Tetap ga bisa makan, kan? Kita juga nggak bisa apa-apa!’ Mungkin memang begitu. Kita
memang mungkin tidak bisa secara langsung berbuat apa-apa. Tapi bukan berarti karena
kita beli makanan kita dengan uang kita sendiri, maka artinya tidak masalah kita buang-
buang makanan kita. Hal ini harusnya menjadi refleksi kita; menunjukkan bahwa kita
sebagai kaum yang lebih beruntung tidak menghargai rahmat yang diberikan kepada
Tuhan kepada kita. Kita menganggap membuang makanan sepele, karena kita berlimpah
makanan di rumah. Bagaimana dengan mereka yang mau makan saja susah?
Membuang makanan berarti menyia-nyiakan rahmat. Terkadang kita membuang
makanan bahkan tanpa sadar. Saat kita memesan nasi goreng, mentimun, selada dan
tomatnya dibuang. Lalapannya dibuang. Itu termasuk food waste juga, dan mungkin saya
dan anda selalu melakukannya tanpa sadar. Lalu apa yang harus kita perbuat sekarang?

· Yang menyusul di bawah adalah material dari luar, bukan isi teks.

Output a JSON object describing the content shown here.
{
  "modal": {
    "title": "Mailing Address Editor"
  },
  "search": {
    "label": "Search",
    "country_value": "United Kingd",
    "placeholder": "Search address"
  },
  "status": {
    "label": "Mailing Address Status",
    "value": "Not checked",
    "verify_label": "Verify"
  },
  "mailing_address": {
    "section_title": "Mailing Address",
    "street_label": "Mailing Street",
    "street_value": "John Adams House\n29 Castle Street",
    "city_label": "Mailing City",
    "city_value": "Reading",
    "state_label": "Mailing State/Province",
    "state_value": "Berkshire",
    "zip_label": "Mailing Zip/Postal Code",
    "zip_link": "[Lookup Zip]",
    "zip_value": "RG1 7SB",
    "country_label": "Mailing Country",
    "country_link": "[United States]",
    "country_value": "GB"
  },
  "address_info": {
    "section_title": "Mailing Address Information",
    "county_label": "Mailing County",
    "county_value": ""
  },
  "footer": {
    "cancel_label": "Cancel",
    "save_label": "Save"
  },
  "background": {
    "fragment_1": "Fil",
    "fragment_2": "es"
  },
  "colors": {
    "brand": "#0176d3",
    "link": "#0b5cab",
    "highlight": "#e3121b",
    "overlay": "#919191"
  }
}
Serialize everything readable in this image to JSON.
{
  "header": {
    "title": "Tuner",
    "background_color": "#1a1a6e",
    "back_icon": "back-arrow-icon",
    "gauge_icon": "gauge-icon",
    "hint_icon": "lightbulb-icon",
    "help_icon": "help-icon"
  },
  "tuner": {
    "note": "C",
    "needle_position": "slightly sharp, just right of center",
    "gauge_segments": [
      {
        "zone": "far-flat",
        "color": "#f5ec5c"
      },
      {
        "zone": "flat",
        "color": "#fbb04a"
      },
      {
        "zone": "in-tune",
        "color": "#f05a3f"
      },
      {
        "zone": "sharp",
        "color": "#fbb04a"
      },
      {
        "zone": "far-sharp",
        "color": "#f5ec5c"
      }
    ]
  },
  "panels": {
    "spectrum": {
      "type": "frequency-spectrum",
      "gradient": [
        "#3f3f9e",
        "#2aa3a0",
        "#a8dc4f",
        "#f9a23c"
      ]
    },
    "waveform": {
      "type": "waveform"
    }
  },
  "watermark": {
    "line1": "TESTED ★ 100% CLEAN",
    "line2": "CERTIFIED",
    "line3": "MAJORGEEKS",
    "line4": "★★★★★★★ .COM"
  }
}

Mengurangi food waste suatu Negara adalah target yang sangat besar. Yang bisa
kita lakukan sebagai pribadi adalah hal-hal kecil, namun apabila dilakukan bersama akan
menjadi gerakan yang besar. Sadari perilaku food waste, dan hindari. Belilah bahan
makanan secukupnya agar tidak ada yang tersia-siakan. Lakukan manajemen
penyimpanan makanan dengan bijaksana, dengan prinsip FIFO (First in, first out). Ambil
porsi makanan secukupnya saat makan prasmanan. Belajar untuk mengolah bahan-
bahan makanan yang kurang segar menjadi bernilai tambah, contohnya nasi sisa hari
kemarin menjadi nasi goreng, pisang yang sudah bonyok menjadi pisang goreng. Belajar
untuk mengolah sampah-sampah organic sisa makanan yang tak terhindarkan dengan
menjadikannya pupuk kompos agar bermanfaat bagi lingkungan. Hal-hal kecil seperti ini
mungkin tidak ada dampaknya apabila hanya dilakukan seorang diri. Namun bagaimana
dengan 10 orang? 100 orang? 1000 orang? 10.000 orang? Sejuta orang? Bayangkan
berapa banyak sampah makanan yang bisa dihindari dengan metode ini. Dengan begitu,
manusia bisa belajar untuk lebih bersyukur dengan apa yang mereka miliki, dan tidak
menganggap sepele rahmat dan berkat yang diberikan Tuhan. Ingat, tidak semua orang
seberuntung kita. Hal-hal kecil yang kita anggap sepele sehari-hari adalah kemewahan
besar bagi sebagian besar orang lain di luar sana.